The manuscript has been reviewed by two experts, and both cite a number of important concerns to be addressed. In short, the manuscript's alignment with publication priorities of PLoS Comp Biol need greater emphasis in the added value of the model for practical, translational goals. The reviewers both point out that the biology of this system has been well-investigated, but that the scientific advances opened by this computer model must be more clearly articulated. A substantial revision of this manuscript will be necessary to address the reviewer comments.

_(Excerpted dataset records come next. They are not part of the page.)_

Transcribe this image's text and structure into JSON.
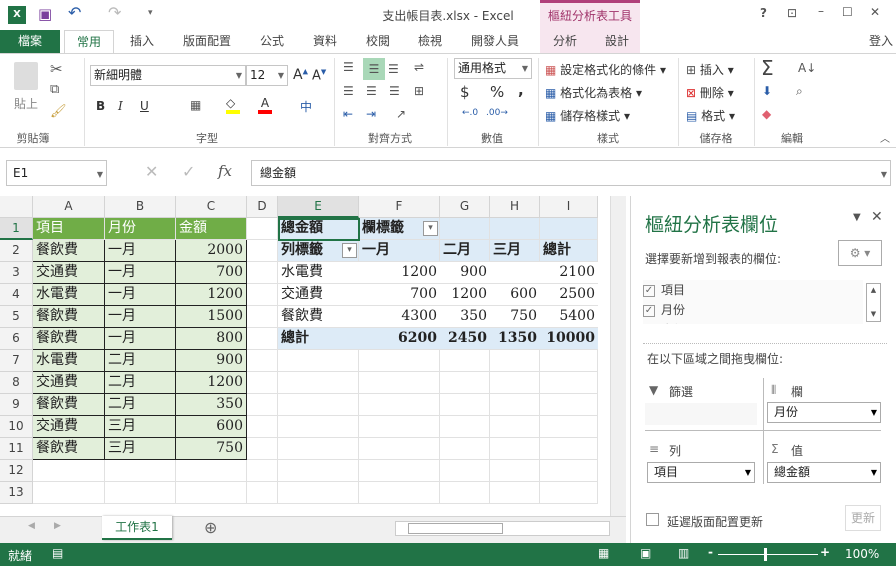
{
  "window": {
    "title": "支出帳目表.xlsx - Excel",
    "context_tab_group": "樞紐分析表工具",
    "help": "?",
    "signin": "登入"
  },
  "tabs": [
    "檔案",
    "常用",
    "插入",
    "版面配置",
    "公式",
    "資料",
    "校閱",
    "檢視",
    "開發人員",
    "分析",
    "設計"
  ],
  "ribbon": {
    "clipboard": {
      "paste": "貼上",
      "label": "剪貼簿"
    },
    "font": {
      "name": "新細明體",
      "size": "12",
      "label": "字型",
      "bold": "B",
      "italic": "I",
      "underline": "U",
      "fill_color": "#ffff00",
      "font_color": "#ff0000"
    },
    "alignment": {
      "label": "對齊方式"
    },
    "number": {
      "format": "通用格式",
      "currency": "$",
      "percent": "%",
      "comma": ",",
      "label": "數值"
    },
    "styles": {
      "items": [
        "設定格式化的條件",
        "格式化為表格",
        "儲存格樣式"
      ],
      "label": "樣式"
    },
    "cells": {
      "items": [
        "插入",
        "刪除",
        "格式"
      ],
      "label": "儲存格"
    },
    "editing": {
      "label": "編輯"
    }
  },
  "formula_bar": {
    "name_box": "E1",
    "formula": "總金額",
    "fx": "fx"
  },
  "columns": [
    "A",
    "B",
    "C",
    "D",
    "E",
    "F",
    "G",
    "H",
    "I"
  ],
  "rows": [
    "1",
    "2",
    "3",
    "4",
    "5",
    "6",
    "7",
    "8",
    "9",
    "10",
    "11",
    "12",
    "13"
  ],
  "grid": [
    [
      "項目",
      "月份",
      "金額",
      "",
      "總金額",
      "欄標籤",
      "",
      "",
      ""
    ],
    [
      "餐飲費",
      "一月",
      "2000",
      "",
      "列標籤",
      "一月",
      "二月",
      "三月",
      "總計"
    ],
    [
      "交通費",
      "一月",
      "700",
      "",
      "水電費",
      "1200",
      "900",
      "",
      "2100"
    ],
    [
      "水電費",
      "一月",
      "1200",
      "",
      "交通費",
      "700",
      "1200",
      "600",
      "2500"
    ],
    [
      "餐飲費",
      "一月",
      "1500",
      "",
      "餐飲費",
      "4300",
      "350",
      "750",
      "5400"
    ],
    [
      "餐飲費",
      "一月",
      "800",
      "",
      "總計",
      "6200",
      "2450",
      "1350",
      "10000"
    ],
    [
      "水電費",
      "二月",
      "900",
      "",
      "",
      "",
      "",
      "",
      ""
    ],
    [
      "交通費",
      "二月",
      "1200",
      "",
      "",
      "",
      "",
      "",
      ""
    ],
    [
      "餐飲費",
      "二月",
      "350",
      "",
      "",
      "",
      "",
      "",
      ""
    ],
    [
      "交通費",
      "三月",
      "600",
      "",
      "",
      "",
      "",
      "",
      ""
    ],
    [
      "餐飲費",
      "三月",
      "750",
      "",
      "",
      "",
      "",
      "",
      ""
    ],
    [
      "",
      "",
      "",
      "",
      "",
      "",
      "",
      "",
      ""
    ],
    [
      "",
      "",
      "",
      "",
      "",
      "",
      "",
      "",
      ""
    ]
  ],
  "sheet_tabs": [
    "工作表1"
  ],
  "status": {
    "ready": "就緒",
    "zoom": "100%"
  },
  "pivot_pane": {
    "title": "樞紐分析表欄位",
    "choose": "選擇要新增到報表的欄位:",
    "fields": [
      {
        "name": "項目",
        "checked": true
      },
      {
        "name": "月份",
        "checked": true
      },
      {
        "name": "金額",
        "checked": true
      }
    ],
    "drag": "在以下區域之間拖曳欄位:",
    "filters": "篩選",
    "columns": "欄",
    "rows": "列",
    "values": "值",
    "columns_item": "月份",
    "rows_item": "項目",
    "values_item": "總金額",
    "defer": "延遲版面配置更新",
    "update": "更新"
  }
}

Reviewer's Responses to Questions

Comments to the Authors:

Please note here if the review is uploaded as an attachment.

Reviewer #1: SUMMARY

Ramirez-Sierra and Sokolowski present an AI-powered model of inner cell mass differentiation during preimplantation development investigating, in particular, how this stochastic system enables an incredibly robust output. They manage to reproduce many of the known properties of the ICM, including the early plasticity, the critical window of FGF segregation to allow for intercellular communication, and the fascinating robustness even when scaling the ICM, to mention a few. It’s an extensive computational-heavy manuscript of a highly studied system, as the long reference list also indicates. The manuscript does not add new experimental data. Unfortunately, the importance to the field and the biological significance are unclear, and new experimentally testable predictions are lacking. Based on these concerns, I unfortunately cannot recommend publication in PLOS Computational Biology.

CONCERNS

1. As stated in the journal’s aim: “PLOS Computational Biology publishes original research that clearly demonstrates novelty, importance to a particular field, biological significance, and conclusions that are justified by the study”. I can positively argue for the novelty of this study: Applying AI technology to the ICM has, to my knowledge, never been done before. Also, the conclusion (lines 697-699) is backed up by the manuscript. However, it’s unclear how this study provides “unique insights” (line 698) and “deepen our understanding of the developing early mouse embryo” (line 700). All the five suggestions listed in lines 117-124 are already known. These are not new findings. Therefore, the importance to the field and its biological significance are highly unclear.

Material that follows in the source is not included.